Cipher Tarrant is a volunteer patroller at Tyrol Basin located in Mount Horeb, Wisconsin. Cipher is an OEC instructor, volunteer EMT, and rock climbing coach. Cipher is part of the 2020-2021 Subaru Ambassador team. Learn more about Cipher here.

 

 

“I don’t think skiing’s for Mexicans…”

“Actually most people who get injured are white”, I replied. We  laughed, then he hopped in the car. This was an interaction I had last ski season. What this Latino teenager said has been on repeat in my mind, especially over that past year as the topic of diversity continues to gain attention. Unfortunately the teen wasn’t joking, he was very serious. Imagine thinking you don’t belong in winter sports purely based on your race. We have a teenager who believes that and I highly doubt he is the only one.

A little background. Last season I responded to a call for a small child who went off the run and possibly hit a tree. I raced over to the location and found no one there. After following up with witnesses, I located the child at the bottom of the hill by the chalet. I approached the group, which included her father and a teenage brother and sister. At first the family declined help, the teenagers acting as translators. We assured them there was no charge to visit ski patrol or to have us assess his daughter. He finally agreed. Luckily the daughter who was 5 was not injured, she was just shaken up and her hands were sore from the snow. We sat there chatting while another patroller helped pick the burrs out of her hair. Once she had calmed down they thanked us and went home for the night.

A few weeks later while patrolling I got a call for a skier down on the headwall of a black diamond run. As I came up over the top of the headwall a kid came running up excited to see me. It was the five year old from a few weeks earlier. This time their mom had injured her knee and was unable to get up. We splinted her knee and packed her in the toboggan and off to the first aid room we went. After transferring to a cardboard splint we advised her to see a doctor. She smiled and nodded but the teens tipped us off that they weren’t going to. We helped walk them to their car, and load their mom; that’s when the son turned to me and said, “I don’t think skiing’s for Mexicans”. They drove away. I hoped that injury wouldn’t bring them back to patrol, but that I might see them on the hill again.

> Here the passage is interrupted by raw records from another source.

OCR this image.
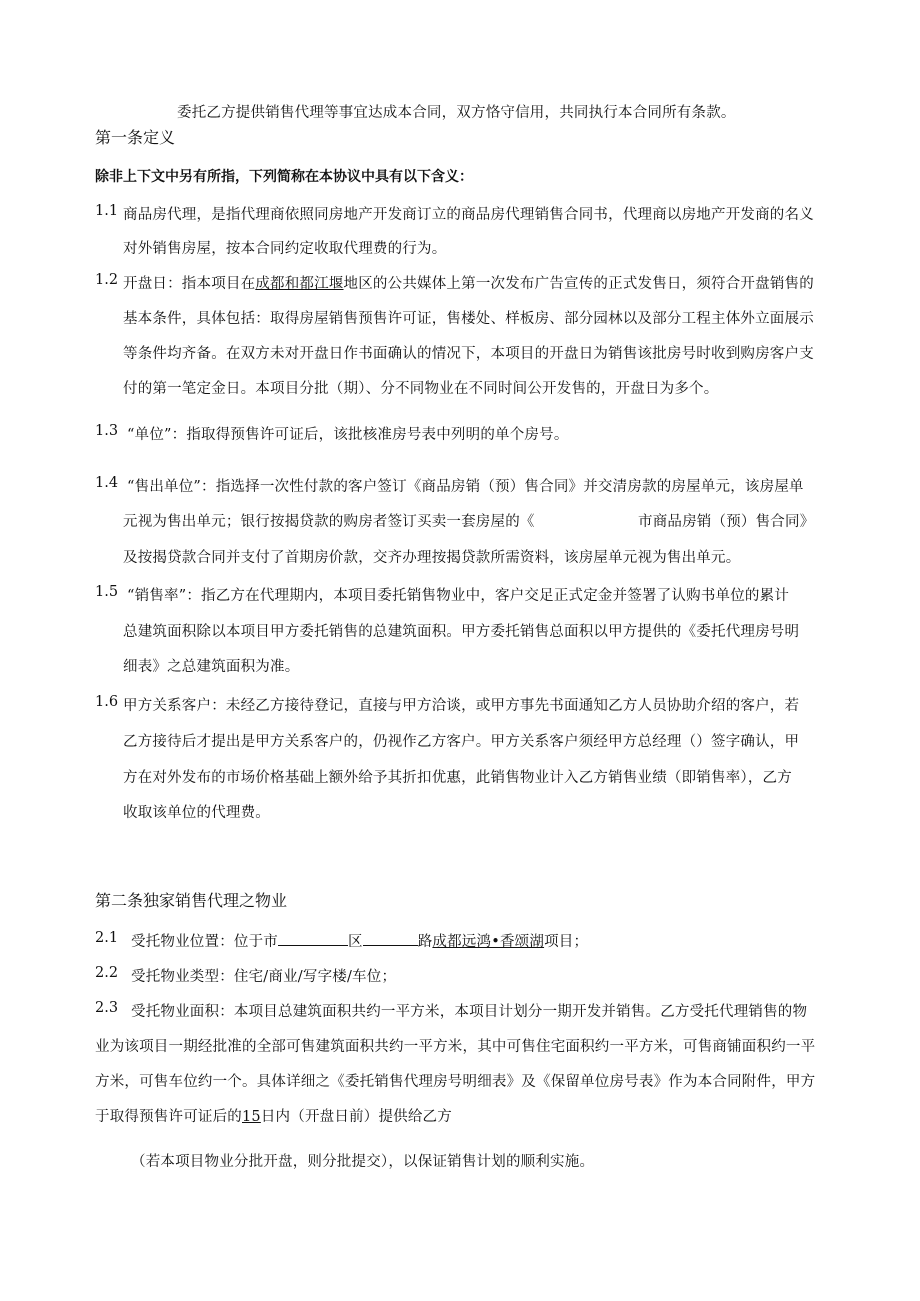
委托乙方提供销售代理等事宜达成本合同，双方恪守信用，共同执行本合同所有条款。
第一条定义
除非上下文中另有所指，下列简称在本协议中具有以下含义：
1.1 商品房代理，是指代理商依照同房地产开发商订立的商品房代理销售合同书，代理商以房地产开发商的名义
对外销售房屋，按本合同约定收取代理费的行为。
1.2 开盘日：指本项目在成都和都江堰地区的公共媒体上第一次发布广告宣传的正式发售日，须符合开盘销售的
基本条件，具体包括：取得房屋销售预售许可证，售楼处、样板房、部分园林以及部分工程主体外立面展示
等条件均齐备。在双方未对开盘日作书面确认的情况下，本项目的开盘日为销售该批房号时收到购房客户支
付的第一笔定金日。本项目分批（期）、分不同物业在不同时间公开发售的，开盘日为多个。
1.3 “单位”：指取得预售许可证后，该批核准房号表中列明的单个房号。
1.4 “售出单位”：指选择一次性付款的客户签订《商品房销（预）售合同》并交清房款的房屋单元，该房屋单
元视为售出单元；银行按揭贷款的购房者签订买卖一套房屋的《	市商品房销（预）售合同》
及按揭贷款合同并支付了首期房价款，交齐办理按揭贷款所需资料，该房屋单元视为售出单元。
1.5 “销售率”：指乙方在代理期内，本项目委托销售物业中，客户交足正式定金并签署了认购书单位的累计
总建筑面积除以本项目甲方委托销售的总建筑面积。甲方委托销售总面积以甲方提供的《委托代理房号明
细表》之总建筑面积为准。
1.6 甲方关系客户：未经乙方接待登记，直接与甲方洽谈，或甲方事先书面通知乙方人员协助介绍的客户，若
乙方接待后才提出是甲方关系客户的，仍视作乙方客户。甲方关系客户须经甲方总经理（）签字确认，甲
方在对外发布的市场价格基础上额外给予其折扣优惠，此销售物业计入乙方销售业绩（即销售率），乙方
收取该单位的代理费。
第二条独家销售代理之物业
2.1 受托物业位置：位于市	区	路成都远鸿•香颂湖项目；
2.2 受托物业类型：住宅/商业/写字楼/车位；
2.3 受托物业面积：本项目总建筑面积共约一平方米，本项目计划分一期开发并销售。乙方受托代理销售的物
业为该项目一期经批准的全部可售建筑面积共约一平方米，其中可售住宅面积约一平方米，可售商铺面积约一平
方米，可售车位约一个。具体详细之《委托销售代理房号明细表》及《保留单位房号表》作为本合同附件，甲方
于取得预售许可证后的15日内（开盘日前）提供给乙方
（若本项目物业分批开盘，则分批提交），以保证销售计划的顺利实施。
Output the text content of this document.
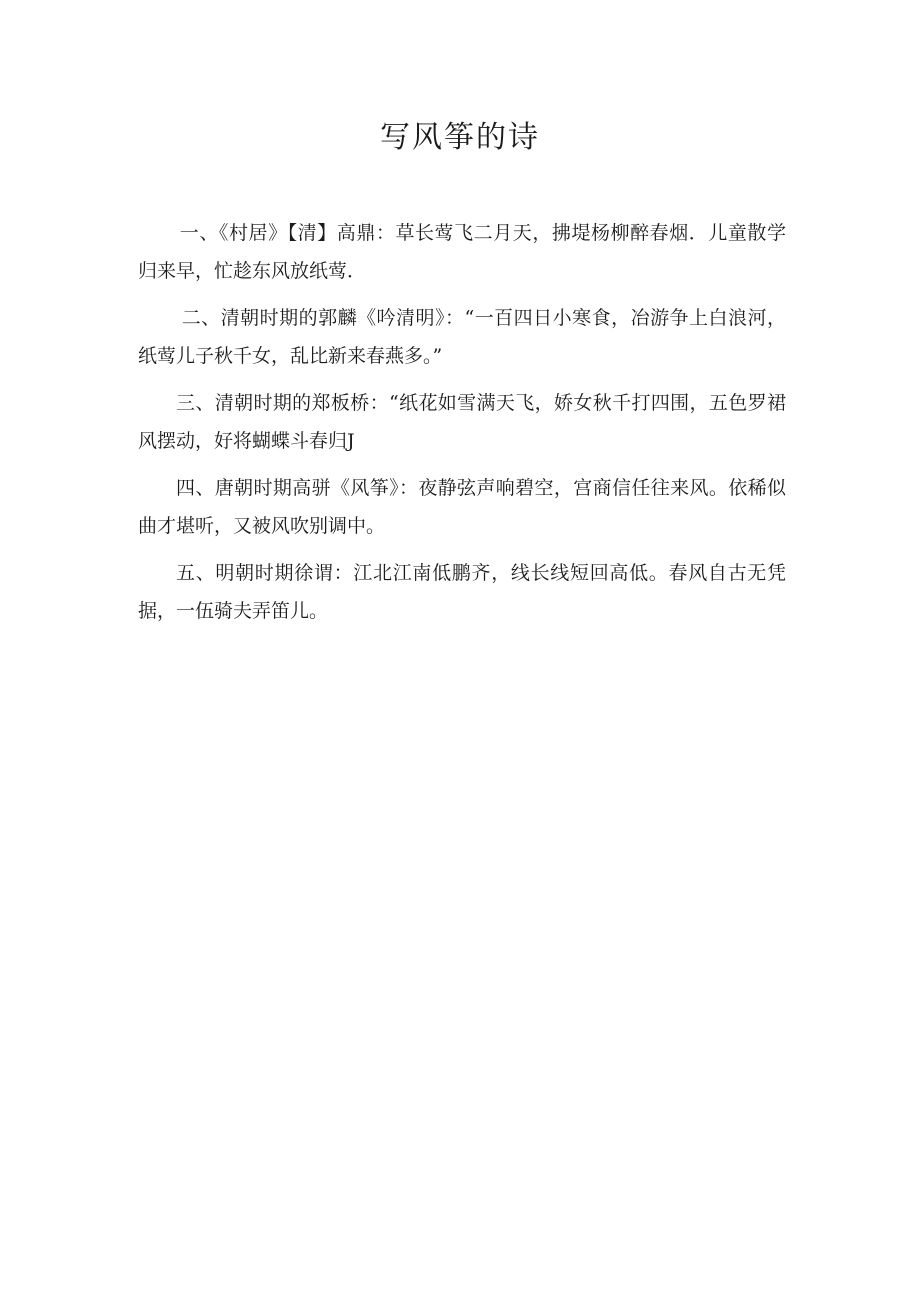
写风筝的诗

一、《村居》【清】高鼎：草长莺飞二月天，拂堤杨柳醉春烟．儿童散学归来早，忙趁东风放纸莺．

二、清朝时期的郭麟《吟清明》：“一百四日小寒食，冶游争上白浪河，纸莺儿子秋千女，乱比新来春燕多。”

三、清朝时期的郑板桥：“纸花如雪满天飞，娇女秋千打四围，五色罗裙风摆动，好将蝴蝶斗春归J

四、唐朝时期高骈《风筝》：夜静弦声响碧空，宫商信任往来风。依稀似曲才堪听，又被风吹别调中。

五、明朝时期徐谓：江北江南低鹏齐，线长线短回高低。春风自古无凭据，一伍骑夫弄笛儿。
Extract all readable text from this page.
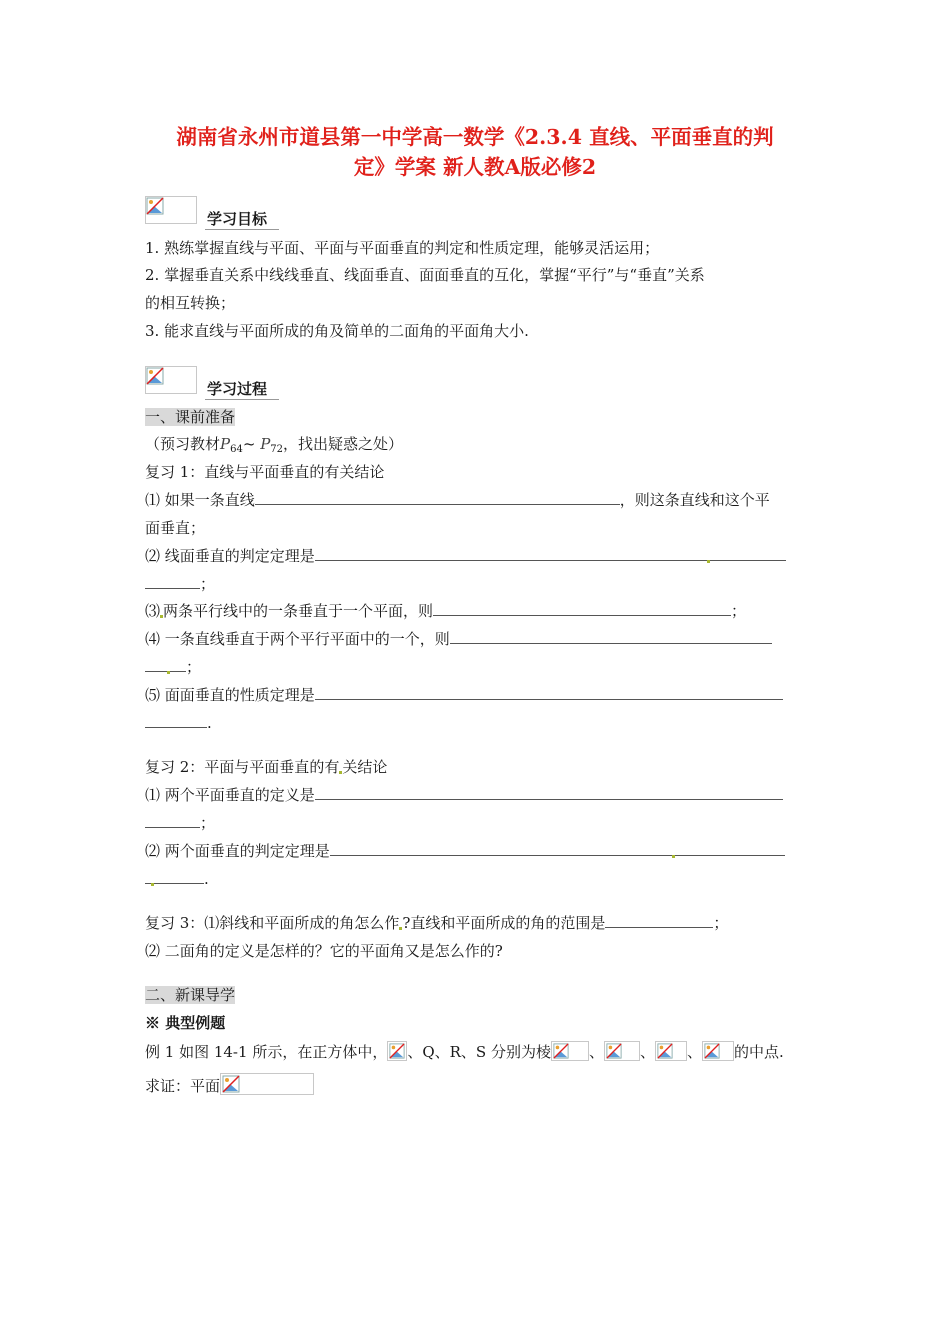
湖南省永州市道县第一中学高一数学《2.3.4 直线、平面垂直的判
定》学案 新人教A版必修2
学习目标
1. 熟练掌握直线与平面、平面与平面垂直的判定和性质定理，能够灵活运用；
2. 掌握垂直关系中线线垂直、线面垂直、面面垂直的互化，掌握“平行”与“垂直”关系
的相互转换；
3. 能求直线与平面所成的角及简单的二面角的平面角大小.
学习过程
一、课前准备
（预习教材$P_{64}\sim$ $P_{72}$，找出疑惑之处）
复习 1：直线与平面垂直的有关结论
⑴ 如果一条直线	，则这条直线和这个平
面垂直；
⑵ 线面垂直的判定定理是
；
⑶ 两条平行线中的一条垂直于一个平面，则	；
⑷ 一条直线垂直于两个平行平面中的一个，则
；
⑸ 面面垂直的性质定理是
.
复习 2：平面与平面垂直的有 关结论
⑴ 两个平面垂直的定义是
；
⑵ 两个面垂直的判定定理是
.
复习 3：⑴斜线和平面所成的角怎么作 ?直线和平面所成的角的范围是	；
⑵ 二面角的定义是怎样的？它的平面角又是怎么作的?
二、新课导学
※ 典型例题
例 1 如图 14-1 所示，在正方体中， 、Q、R、S 分别为棱	、 、 、 的中点.
求证：平面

As I sit on the lift I often think to myself, is there something we as an industry did wrong to make a teenager honestly believe he doesn’t belong in the sport because of his race? The other question I have, is it ok for someone to believe they don’t belong in the sport because of their race? The answer to that one is easy, no. So what can we do to change the mindset and make more people feel welcome on the hill? That answer is a bit harder, but let’s stir things up, start a conversation, and help introduce and welcome new people into a sport that we all love.